Figure 3. Necrotic cells contain high–molecular weight factors capable of activating CD8⁺ T cells.

(A) SF from B78-FT cells was fractionated by gel-filtration chromatography. Fractions were washed, adjusted to equal volumes, and added to the cultures of CFSE-labeled OT-I splenocytes in the presence of 20 μg/ml OVA. Proliferation and IFN-γ expression of CD8⁺ T cells were analyzed after 48 hours. Data show 1 representative of 2 independent experiments. (B and C) Purified CD11c⁺ DCs (5 × 10⁴) were precultured with F_9–23 or 20 μg/ml OVA for 4 hours. DCs were then washed, and purified CFSE-labeled OT-I CD8⁺ T cells (1 × 10⁵) were added and incubated for 44 hours in the presence or absence of F_9–23 and/or OVA, as indicated.
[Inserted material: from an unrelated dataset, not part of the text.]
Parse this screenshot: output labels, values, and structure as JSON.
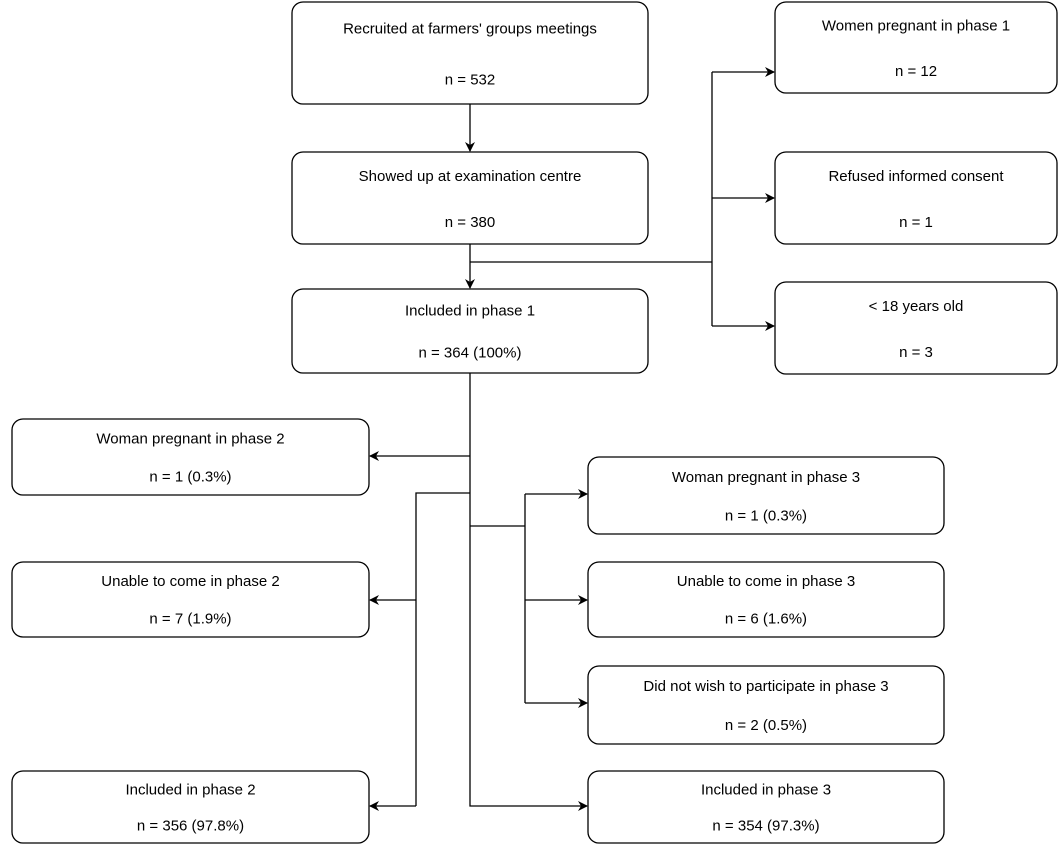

Proliferation of Ag-specific CD8⁺ T cells was determined. Data are representative of 3 independent experiments. (D) F_9–23 was preincubated with lactacystin (LC) or DMSO, extensively washed, and added to OT-I splenocytes in the presence of 20 μg/ml OVA. Proliferation of CD8⁺ T cells was analyzed after 48 hours. ***P < 0.001, 1-way ANOVA with Dunnett’s multiple-comparison test (C) or with Bonferroni’s paired-comparison test (D).